# JKI Diamond Stone set



## JBroida (Jan 28, 2016)

we just added this diamond stone set to the website... you can now buy it online. We've only got a few in stock, but we'll try to keep them around from now on.

http://www.japaneseknifeimports.com/products/diamond-1k-6k-stone-set


----------



## skewed (Feb 7, 2016)

JBroida said:


> we just added this diamond stone set to the website... you can now buy it online. We've only got a few in stock, but we'll try to keep them around from now on.
> 
> http://www.japaneseknifeimports.com/products/diamond-1k-6k-stone-set



I procrastinated and missed these. Any idea of when you might have more in stock or another group buy? Really interested in a set.

Cheers,
rj


----------



## JBroida (Feb 7, 2016)

we've got more on order already... waiting for them to be shipped out. Like i said, we'll be trying to keep them in stock.


----------



## skewed (Feb 7, 2016)

JBroida said:


> we've got more on order already... waiting for them to be shipped out. Like i said, we'll be trying to keep them in stock.



Thanks Jon! Looking forward to checking these out. Fill out your notification now.

Cheers,
rj


----------



## Keith Sinclair (Feb 10, 2016)

What are the diamond stones? How do they wear and would you level them if at all?


----------



## JBroida (Feb 10, 2016)

keithsaltydog said:


> What are the diamond stones? How do they wear and would you level them if at all?

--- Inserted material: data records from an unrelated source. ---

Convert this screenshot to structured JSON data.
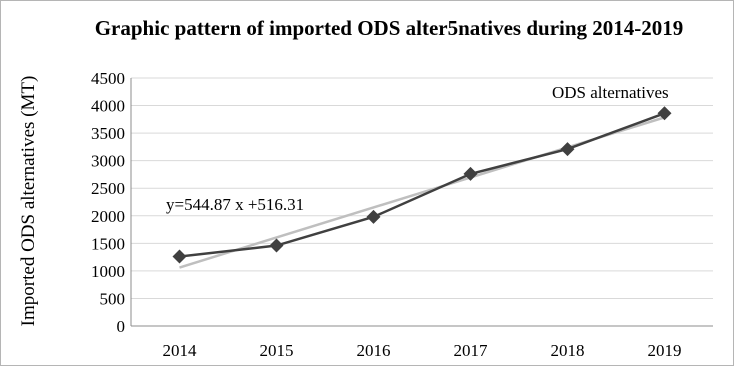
{
  "chart_data": {
    "type": "line",
    "title": "Graphic pattern of imported ODS alter5natives during 2014-2019",
    "xlabel": "",
    "ylabel": "Imported ODS alternatives (MT)",
    "categories": [
      "2014",
      "2015",
      "2016",
      "2017",
      "2018",
      "2019"
    ],
    "ylim": [
      0,
      4500
    ],
    "yticks": [
      0,
      500,
      1000,
      1500,
      2000,
      2500,
      3000,
      3500,
      4000,
      4500
    ],
    "grid": true,
    "series": [
      {
        "name": "ODS alternatives",
        "values": [
          1260,
          1460,
          1980,
          2760,
          3210,
          3860
        ],
        "color": "#404040",
        "marker": "diamond"
      }
    ],
    "trendline": {
      "type": "linear",
      "slope": 544.87,
      "intercept": 516.31,
      "color": "#bfbfbf"
    },
    "annotations": {
      "equation": "y=544.87 x +516.31",
      "series_label": "ODS alternatives"
    }
  }
}
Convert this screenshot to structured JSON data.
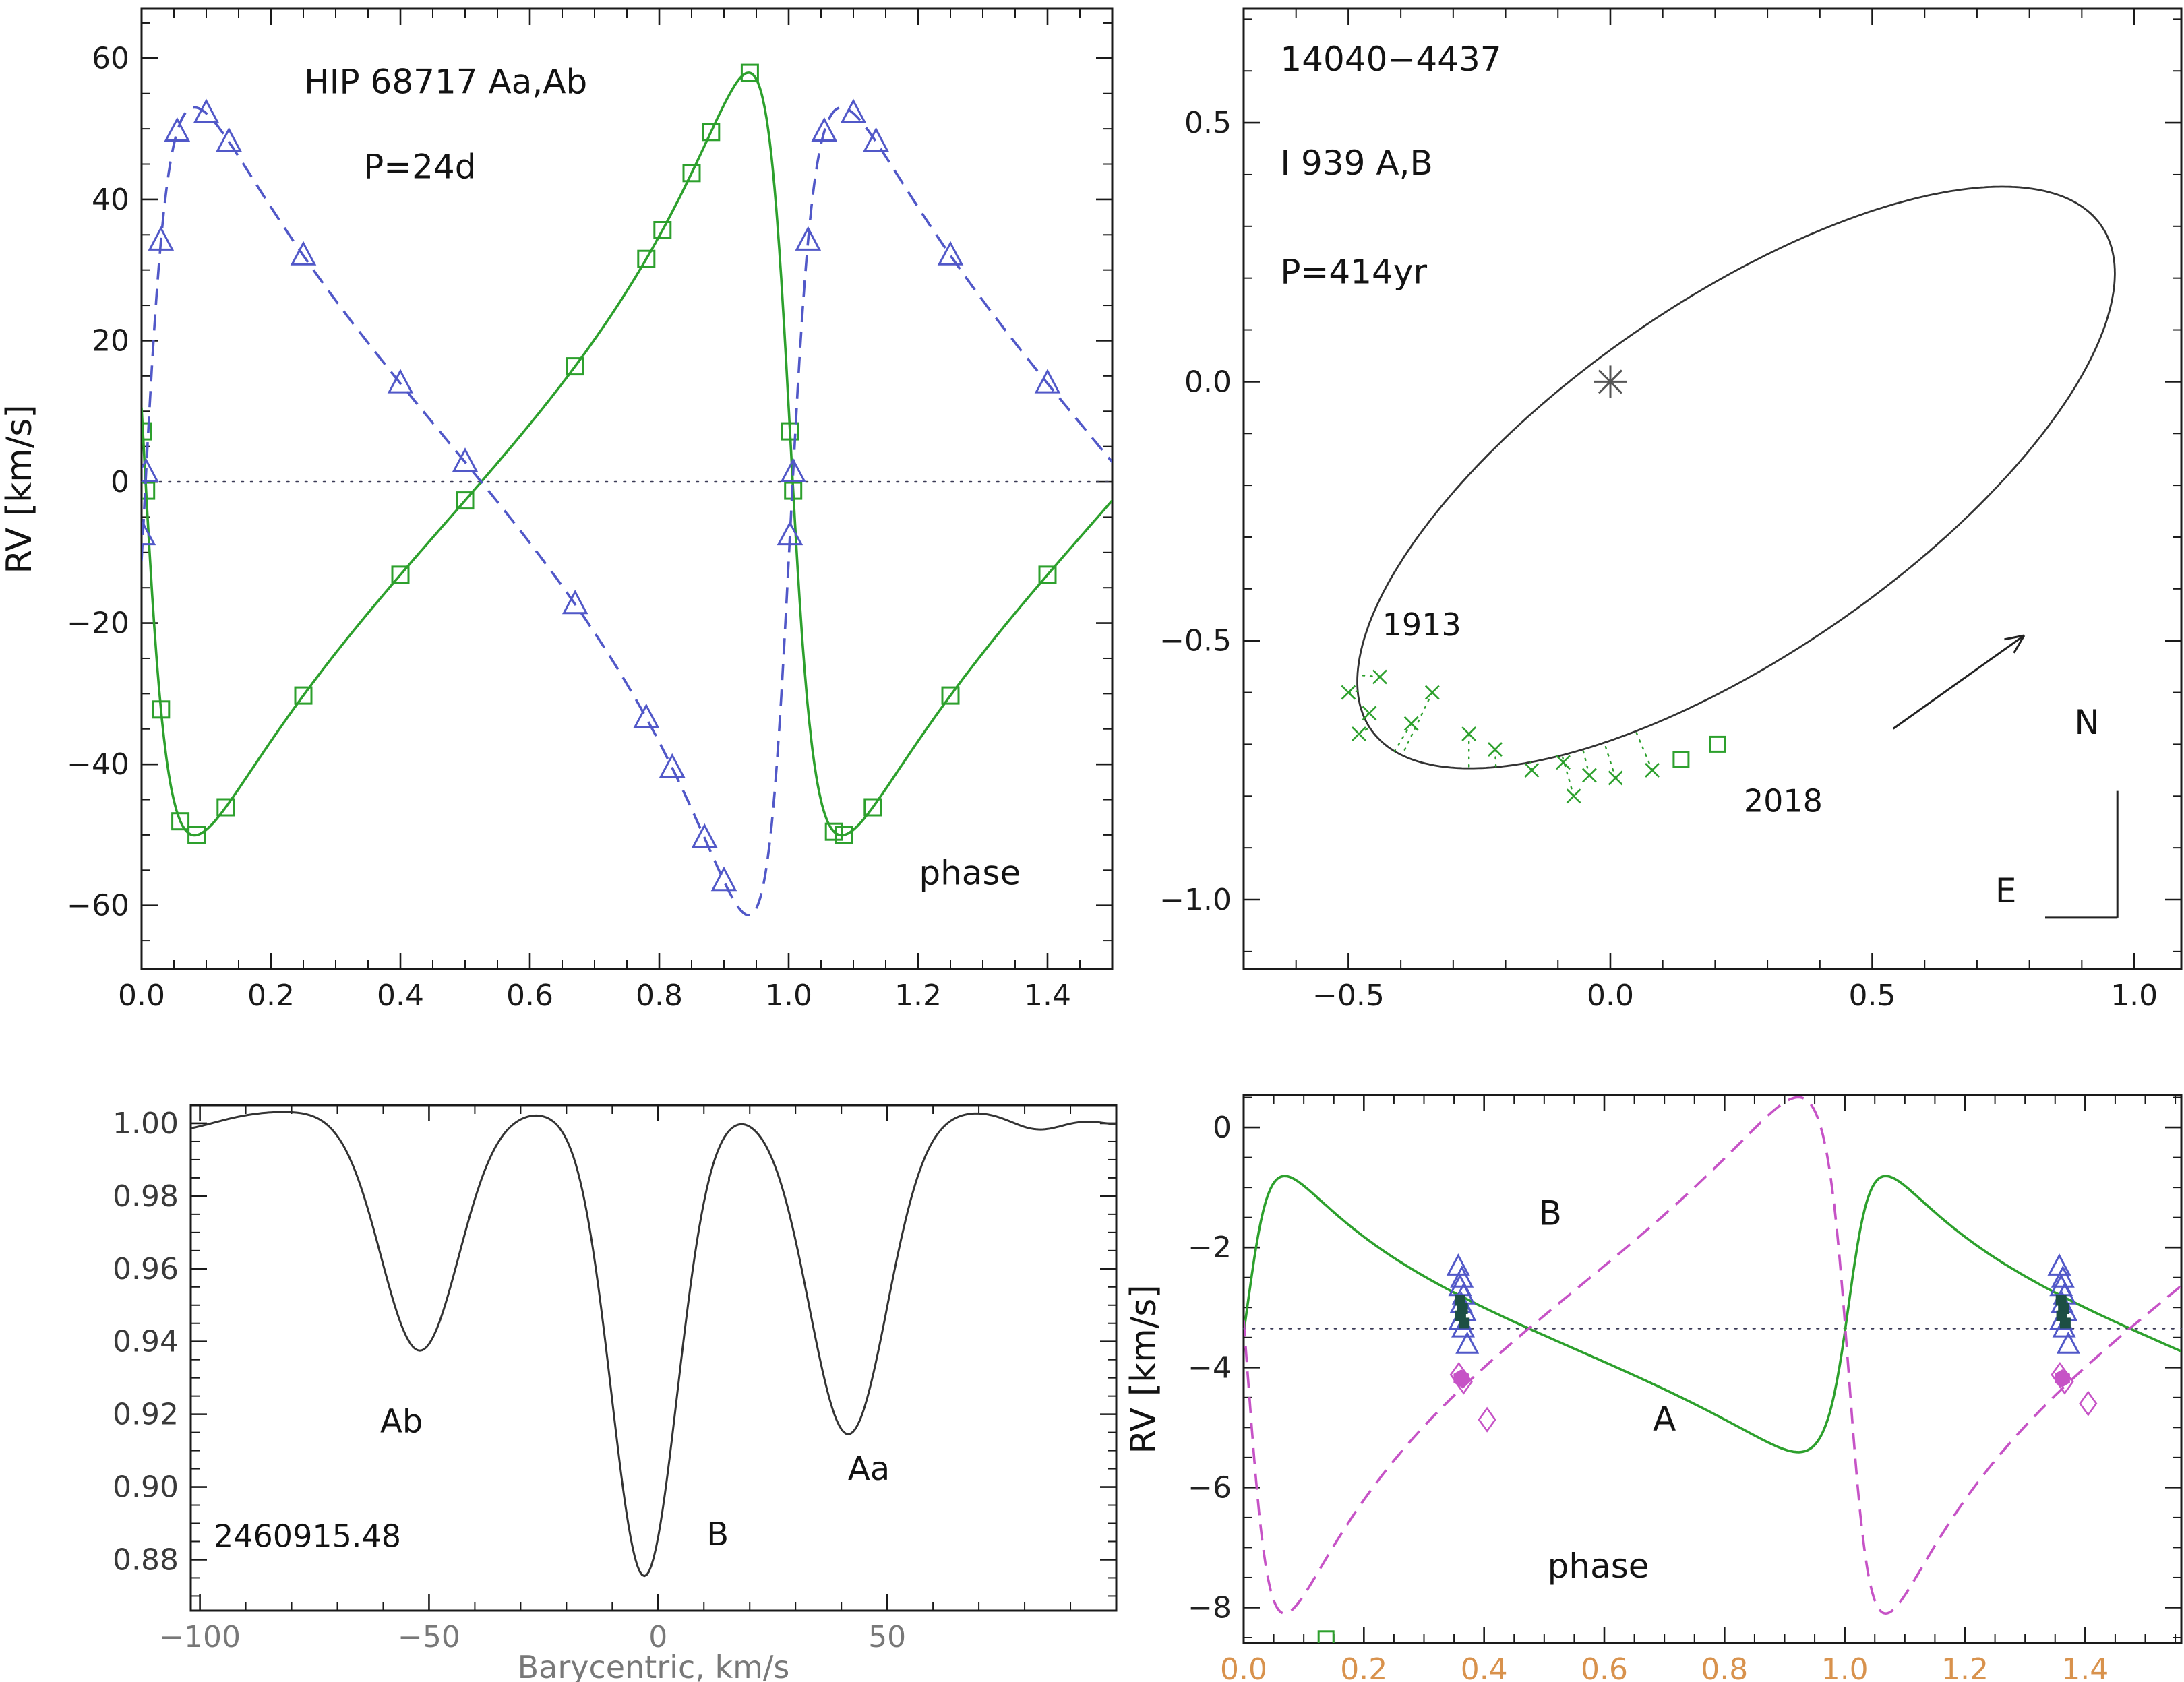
{
  "figure": {
    "background": "#ffffff"
  },
  "chart_data": [
    {
      "id": "rv_inner",
      "type": "line",
      "description": "Radial velocity curves of inner pair vs orbital phase",
      "ylabel": "RV  [km/s]",
      "x_range": [
        0,
        1.5
      ],
      "y_range": [
        -69,
        67
      ],
      "x_ticks": [
        0.0,
        0.2,
        0.4,
        0.6,
        0.8,
        1.0,
        1.2,
        1.4
      ],
      "y_ticks": [
        -60,
        -40,
        -20,
        0,
        20,
        40,
        60
      ],
      "x_minor": 0.05,
      "y_minor": 5,
      "x_decimals": 1,
      "y_decimals": 0,
      "zero_line": {
        "y": 0,
        "color": "#3a3a55"
      },
      "orbit": {
        "e": 0.6,
        "T0_phase": 1.0,
        "gamma": 0,
        "period_label": "P=24d"
      },
      "series": [
        {
          "name": "Aa",
          "color": "#2da02d",
          "line": "solid",
          "marker": "square",
          "K": 54,
          "omega_deg": 83,
          "marker_phases": [
            0.002,
            0.007,
            0.03,
            0.06,
            0.085,
            0.13,
            0.25,
            0.4,
            0.5,
            0.67,
            0.78,
            0.805,
            0.85,
            0.88,
            0.94,
            1.002,
            1.007,
            1.07,
            1.085,
            1.13,
            1.25,
            1.4
          ]
        },
        {
          "name": "Ab",
          "color": "#5158c8",
          "line": "dashed",
          "marker": "triangle",
          "K": 57.2,
          "omega_deg": 263,
          "marker_phases": [
            0.002,
            0.007,
            0.03,
            0.055,
            0.1,
            0.135,
            0.25,
            0.4,
            0.5,
            0.67,
            0.78,
            0.82,
            0.87,
            0.9,
            1.002,
            1.007,
            1.03,
            1.055,
            1.1,
            1.135,
            1.25,
            1.4
          ]
        }
      ],
      "annotations": [
        {
          "text": "HIP 68717 Aa,Ab",
          "x": 0.47,
          "y": 55,
          "size": 50,
          "anchor": "middle"
        },
        {
          "text": "P=24d",
          "x": 0.43,
          "y": 43,
          "size": 50,
          "anchor": "middle"
        },
        {
          "text": "phase",
          "x": 1.28,
          "y": -57,
          "size": 50,
          "anchor": "middle"
        }
      ]
    },
    {
      "id": "orbit_sky",
      "type": "scatter",
      "description": "Visual orbit on the sky, arcsec offsets",
      "x_range": [
        -0.7,
        1.09
      ],
      "y_range": [
        -1.134,
        0.72
      ],
      "x_ticks": [
        -0.5,
        0.0,
        0.5,
        1.0
      ],
      "y_ticks": [
        0.5,
        0.0,
        -0.5,
        -1.0
      ],
      "x_minor": 0.1,
      "y_minor": 0.1,
      "x_decimals": 1,
      "y_decimals": 1,
      "ellipse": {
        "cx": 0.24,
        "cy": -0.185,
        "a": 0.85,
        "b": 0.34,
        "theta_deg": 35,
        "color": "#333333"
      },
      "star": {
        "x": 0,
        "y": 0,
        "color": "#555555"
      },
      "arrow": {
        "x1": 0.54,
        "y1": -0.67,
        "x2": 0.79,
        "y2": -0.49,
        "color": "#222222"
      },
      "compass": {
        "corner_x": 0.968,
        "corner_y": -1.035,
        "north_top_y": -0.79,
        "east_left_x": 0.83,
        "n_label": "N",
        "e_label": "E"
      },
      "crosses_color": "#2da02d",
      "crosses": [
        [
          -0.5,
          -0.6
        ],
        [
          -0.48,
          -0.68
        ],
        [
          -0.46,
          -0.64
        ],
        [
          -0.44,
          -0.57
        ],
        [
          -0.38,
          -0.66
        ],
        [
          -0.34,
          -0.6
        ],
        [
          -0.27,
          -0.68
        ],
        [
          -0.22,
          -0.71
        ],
        [
          -0.15,
          -0.75
        ],
        [
          -0.09,
          -0.735
        ],
        [
          -0.07,
          -0.8
        ],
        [
          -0.04,
          -0.76
        ],
        [
          0.01,
          -0.765
        ],
        [
          0.08,
          -0.75
        ]
      ],
      "squares": [
        [
          0.135,
          -0.73
        ],
        [
          0.205,
          -0.7
        ]
      ],
      "annotations": [
        {
          "text": "14040−4437",
          "x": -0.63,
          "y": 0.6,
          "size": 50,
          "anchor": "start"
        },
        {
          "text": "I 939 A,B",
          "x": -0.63,
          "y": 0.4,
          "size": 50,
          "anchor": "start"
        },
        {
          "text": "P=414yr",
          "x": -0.63,
          "y": 0.19,
          "size": 50,
          "anchor": "start"
        },
        {
          "text": "1913",
          "x": -0.36,
          "y": -0.49,
          "size": 46,
          "anchor": "middle"
        },
        {
          "text": "2018",
          "x": 0.33,
          "y": -0.83,
          "size": 46,
          "anchor": "middle"
        },
        {
          "text": "N",
          "x": 0.91,
          "y": -0.68,
          "size": 50,
          "anchor": "middle"
        },
        {
          "text": "E",
          "x": 0.755,
          "y": -1.005,
          "size": 50,
          "anchor": "middle"
        }
      ]
    },
    {
      "id": "ccf",
      "type": "line",
      "description": "Cross-correlation profile with three dips",
      "xlabel": "Barycentric, km/s",
      "xlabel_color": "#787878",
      "x_range": [
        -102,
        100
      ],
      "y_range": [
        0.866,
        1.005
      ],
      "x_ticks": [
        -100,
        -50,
        0,
        50
      ],
      "y_ticks": [
        0.88,
        0.9,
        0.92,
        0.94,
        0.96,
        0.98,
        1.0
      ],
      "x_minor": 10,
      "y_minor": 0.005,
      "x_decimals": 0,
      "y_decimals": 2,
      "x_tick_label_color": "#787878",
      "y_tick_label_color": "#3a3a3a",
      "curve_color": "#333333",
      "profile": {
        "continuum": 1.0035,
        "dips": [
          {
            "center": -107,
            "depth": 0.0055,
            "width": 10
          },
          {
            "center": -52,
            "depth": 0.066,
            "width": 8.5,
            "label": "Ab"
          },
          {
            "center": -3,
            "depth": 0.128,
            "width": 7.2,
            "label": "B"
          },
          {
            "center": 41.5,
            "depth": 0.089,
            "width": 8.5,
            "label": "Aa"
          },
          {
            "center": 83,
            "depth": 0.005,
            "width": 6
          },
          {
            "center": 103,
            "depth": 0.004,
            "width": 8
          }
        ]
      },
      "annotations": [
        {
          "text": "Ab",
          "x": -56,
          "y": 0.915,
          "size": 48,
          "anchor": "middle"
        },
        {
          "text": "B",
          "x": 13,
          "y": 0.884,
          "size": 48,
          "anchor": "middle"
        },
        {
          "text": "Aa",
          "x": 46,
          "y": 0.902,
          "size": 48,
          "anchor": "middle"
        },
        {
          "text": "2460915.48",
          "x": -97,
          "y": 0.8835,
          "size": 46,
          "anchor": "start"
        }
      ]
    },
    {
      "id": "rv_outer",
      "type": "line",
      "description": "Radial velocity curves of outer pair A,B vs phase with observations",
      "ylabel": "RV  [km/s]",
      "x_range": [
        0,
        1.56
      ],
      "y_range": [
        -8.59,
        0.54
      ],
      "x_ticks": [
        0.0,
        0.2,
        0.4,
        0.6,
        0.8,
        1.0,
        1.2,
        1.4
      ],
      "y_ticks": [
        0,
        -2,
        -4,
        -6,
        -8
      ],
      "x_minor": 0.05,
      "y_minor": 0.5,
      "x_decimals": 1,
      "y_decimals": 0,
      "x_tick_label_color": "#d8924d",
      "y_tick_label_color": "#222222",
      "zero_line": {
        "y": -3.35,
        "color": "#3a3a55"
      },
      "orbit": {
        "e": 0.6,
        "T0_phase": 1.01,
        "gamma": -3.35
      },
      "series": [
        {
          "name": "A",
          "color": "#2da02d",
          "line": "solid",
          "K": 2.3,
          "omega_deg": 280,
          "marker_phases": []
        },
        {
          "name": "B",
          "color": "#c653c6",
          "line": "dashed",
          "K": 4.3,
          "omega_deg": 100,
          "marker_phases": []
        }
      ],
      "observations": {
        "triangles": {
          "color": "#5158c8",
          "points": [
            [
              0.357,
              -2.32
            ],
            [
              0.363,
              -2.52
            ],
            [
              0.36,
              -2.66
            ],
            [
              0.366,
              -2.8
            ],
            [
              0.362,
              -2.95
            ],
            [
              0.368,
              -3.08
            ],
            [
              0.36,
              -3.22
            ],
            [
              0.365,
              -3.35
            ],
            [
              0.372,
              -3.62
            ],
            [
              1.357,
              -2.32
            ],
            [
              1.363,
              -2.52
            ],
            [
              1.36,
              -2.66
            ],
            [
              1.366,
              -2.8
            ],
            [
              1.362,
              -2.95
            ],
            [
              1.368,
              -3.08
            ],
            [
              1.36,
              -3.22
            ],
            [
              1.365,
              -3.35
            ],
            [
              1.372,
              -3.62
            ]
          ]
        },
        "filled_squares": {
          "color": "#1d4f44",
          "points": [
            [
              0.36,
              -2.88
            ],
            [
              0.364,
              -3.02
            ],
            [
              0.361,
              -3.14
            ],
            [
              0.367,
              -3.26
            ],
            [
              1.36,
              -2.88
            ],
            [
              1.364,
              -3.02
            ],
            [
              1.361,
              -3.14
            ],
            [
              1.367,
              -3.26
            ]
          ]
        },
        "diamonds": {
          "color": "#c653c6",
          "points": [
            [
              0.358,
              -4.12
            ],
            [
              0.366,
              -4.24
            ],
            [
              0.405,
              -4.87
            ],
            [
              1.358,
              -4.12
            ],
            [
              1.366,
              -4.24
            ],
            [
              1.405,
              -4.6
            ]
          ]
        },
        "hexagons": {
          "color": "#c653c6",
          "points": [
            [
              0.362,
              -4.18
            ],
            [
              1.362,
              -4.18
            ]
          ]
        },
        "open_squares": {
          "color": "#2da02d",
          "points": [
            [
              0.137,
              -8.52
            ]
          ]
        }
      },
      "annotations": [
        {
          "text": "B",
          "x": 0.51,
          "y": -1.62,
          "size": 50,
          "anchor": "middle"
        },
        {
          "text": "A",
          "x": 0.7,
          "y": -5.05,
          "size": 50,
          "anchor": "middle"
        },
        {
          "text": "phase",
          "x": 0.59,
          "y": -7.5,
          "size": 50,
          "anchor": "middle"
        }
      ]
    }
  ]
}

here's a link that will lead you to more info about them (and other links that would do the same):
http://www.kitchenknifeforums.com/s...tone-Set-Group-Buy-Nov-2015?highlight=diamond


----------



## Keith Sinclair (Feb 10, 2016)

Thanks Jon never caught that early thread. Somehow cannot imagine sharpening a Yanagiba & the delicate backside burr removal on a diamond stone. Like the 6K S&G or the 8K Gesshin soaker for that. Both of these stones hardly dish at all of coarse they are not used as much as the medium stones. Since I mostly wear out medium stones a one K diamond would be worth a look when they come back in stock.


----------



## JBroida (Feb 10, 2016)

i use the 6k from this set for uraoshi quite a bit actually... but i prefer other stones for the front of single bevel knives. That doesnt mean i havent sharpened single bevel knives with just this set before, but i always find that i want more contrast when i'm done.


----------



## Keith Sinclair (Feb 10, 2016)

Think my polishing stones will last longer than I will. Have a Kitayama 8K not willing to part with either. If you are willing to sell just the 1K I would be interested.


----------



## Keith Sinclair (Feb 10, 2016)

Talking about contrast with the soft iron, have gotten use from that Gesshin Jinzo Aoto have used on my SB yanagiba, Usuba, and Deba. Have also used it to spiff up others well used yanagiba's. Like the look when I oil the blades becomes darker.


----------



## CrisAnderson27 (Feb 10, 2016)

Jon, I know you've been asked this probably a time or twenty...but is there any chance you'll be offering them in singles? As you know I used Ferry's for awhile. I loved them both, but the 1k (once broken in a bit lol) makes an excellent foundation stone for razor honing. It does everything you could ask of a bevel setter in half the strokes...and leaves a more consistent finish to boot. If not, I may just order them both and find a buyer for the 6k lol, but it would be nice not to have to do that if it doesn't put you out.


----------



## malexthekid (Feb 10, 2016)

Cris did you by any chance try the 6k in your razor honing sequence?


----------



## chinacats (Feb 10, 2016)

Not to speak for Jon but he has the solo stones listed (though out of stock) on his website.


----------



## JBroida (Feb 10, 2016)

yup... see here:
https://www.japaneseknifeimports.com/search?type=product&q=diamond+stone


----------



## CrisAnderson27 (Feb 10, 2016)

Thanks guys! I did miss that .

Alex...I did. But like I said...they seem to need a break in period before they really get into their groove...so the 6k didn't really fit in the spot you would assume. Also, and this is just my experience...I go straight from the 1k to my finisher (Apache Black Gila) without issue...so messing with in between stones is sort of counter productive time wise lol.


----------



## malexthekid (Feb 10, 2016)

Thanks Cris.


----------



## Nomo4me (Feb 12, 2016)

Jon do you accept pre-payment on OoS items like this?


----------



## JBroida (Feb 12, 2016)

Nomo4me said:


> Jon do you accept pre-payment on OoS items like this?



nope... sorry. We generally done accept pre-payment for anything.


----------



## Nomo4me (Feb 12, 2016)

OK thanks.


----------



## JBroida (Mar 11, 2016)

We've got these all back in stock now... see here:
https://www.japaneseknifeimports.com/search?type=product&q=diamond+stone


----------



## Nomo4me (Mar 12, 2016)

Ordered the set an hour ago. Looking fwd to using them. 



JBroida said:


> We've got these all back in stock now... see here:
> https://www.japaneseknifeimports.com/search?type=product&q=diamond+stone


----------



## skewed (Mar 12, 2016)

Nomo4me said:


> Ordered the set an hour ago. Looking fwd to using them.



Just grabbed a set also. Really excited to check these out.

Thanks Jon!


----------